I would think about getting a different saddle. Some of the saddles that are sold for gaited horses may make things worse because they don't provide lateral support. You need to get somebody with experience to help you find the right saddle for you and the horse. Ask Joe4D what he uses.

As far as teaching him not to spook on trails, that just takes riding him on trails. It doesn't matter if it is an Arabian, a TWH, a QH, or what. A horse is a horse and it takes riding experience to learn that there are not horse eating vampires and fire breathing dragons around every turn. (I think it takes some horses longer than others.)


----------



## BlueSpark (Feb 22, 2012)

I started riding on 17hh+ WIDE draft crosses when I was a kid, my feet didn't even reach half way down their sides, so when I switched to thoroughbreds It was really weird and felt unstable.
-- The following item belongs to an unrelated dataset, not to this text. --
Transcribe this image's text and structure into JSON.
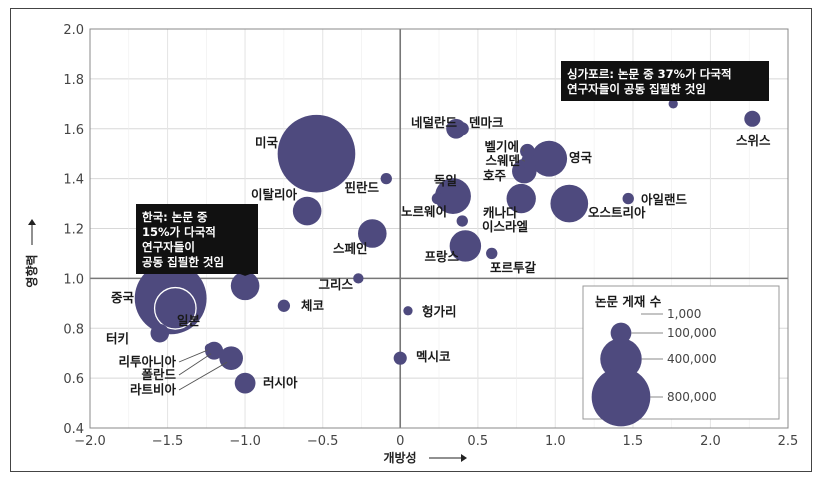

I still revert to that way of thinking when I ride big barreled horses and then switch to a narrower one, feels like their isn't as much horse under you. If he's used to your typical wide stock horses, it will be quite an adjustment to ride a narrow guy.


----------



## bbsmfg3 (Aug 12, 2010)

I've seen a few, a very, very, few, that are too narrow. I think, like several have already said, if your used to riding a wide backed elephant, then a real horse is going to be a problem.

I like my narrower bodied gaited horses, they are not nearly has hard on your hips and legs, a whole lot smoother riding, and much, much more agile. I've asked more than one of these hunks to just follow me for a day, and, to date, only one has tried. We had a friend that trained racing QH. She tried to keep up, and by noon her horse was done in, we went back to camp, and she got another horse. I rode mine the rest of the day. Next day her, "in shape", race horse was so stove up she could hardly move.


----------



## calicokatt (Mar 5, 2012)

Its not only walkers who can have a narrow body type. I've ridden some arabs that felt like riding a toothpick, and a young icelandic feels like you're perched on a razor. And whether the trainer knows anything about walkers or not, has nothing to do with whether the horse has a 'narrow' feel under saddle, and unless you're used to it, that feel can be unnerving and can make it hard to balance until you develop better muscling to control your body. That said, the bob marshall treeless saddle really hugs you in and if you're having balance issues, I'd give that a try.
Kathy


----------